A report in The Washington Post Tuesday said that President-elect Joe Biden will ask former U.S. Environmental Protection Agency administrator Gina McCarthy to be his chief climate policy advisor.
McCarthy, 66, is now president and CEO of the Natural Resources Defense Council and a professor at the T.H. Chan School of Public Health at Harvard University. She served as EPA head between July 2013-Jan. 2017.
During her time at EPA McCarthy led the Obama administration’s efforts to further regulate greenhouse gas emissions from both mobile and stationary sources. In Aug. 2015 the agency finalized a rule aimed at reducing atmosphere-warming gases from electric power plants. Enforcement of the so-called Clean Power Plan was stayed by the U.S. Supreme Court in Feb. 2016 and the regulation was then replaced by the Trump administration with a weaker version.
McCarthy also helped to negotiate both the 2015 Paris Agreement and the 2016 Kigali Agreement to phase out production and use of hydrofluorocarbons.

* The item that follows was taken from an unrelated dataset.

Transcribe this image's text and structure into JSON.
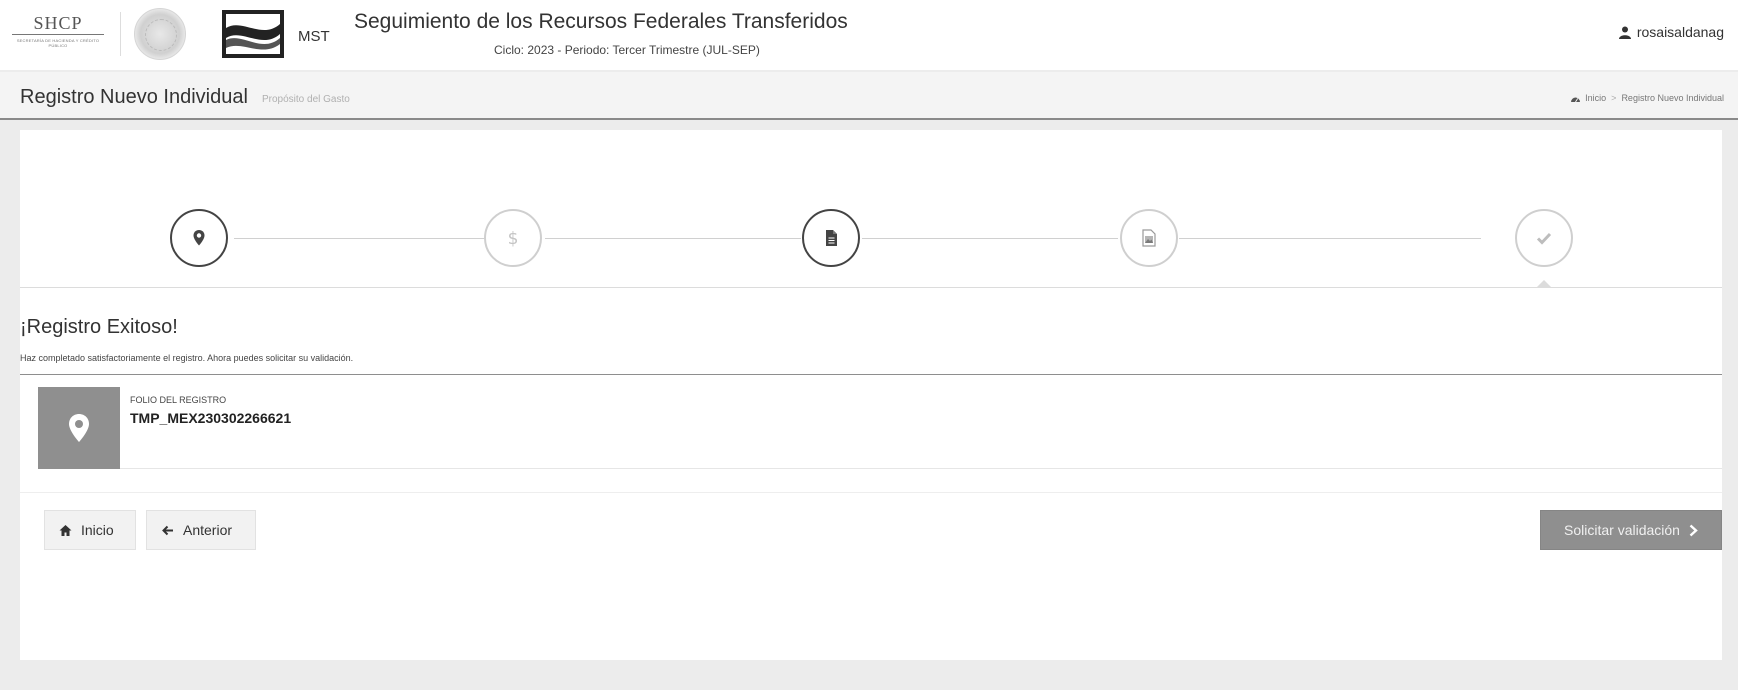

She will hold the the formal title of director of the White House Office of Domestic Climate Policy. That role will compliment former U.S. Sen. and secretary of state John Kerry’s work as special presidential envoy for climate.
The Post story also said that Ali Zaidi, an aide to New York Gov. Andrew Cuomo responsible for climate and energy policy and a former associate director for natural resources, energy and science at the White House Office of Management and Budget, will be McCarthy’s deputy.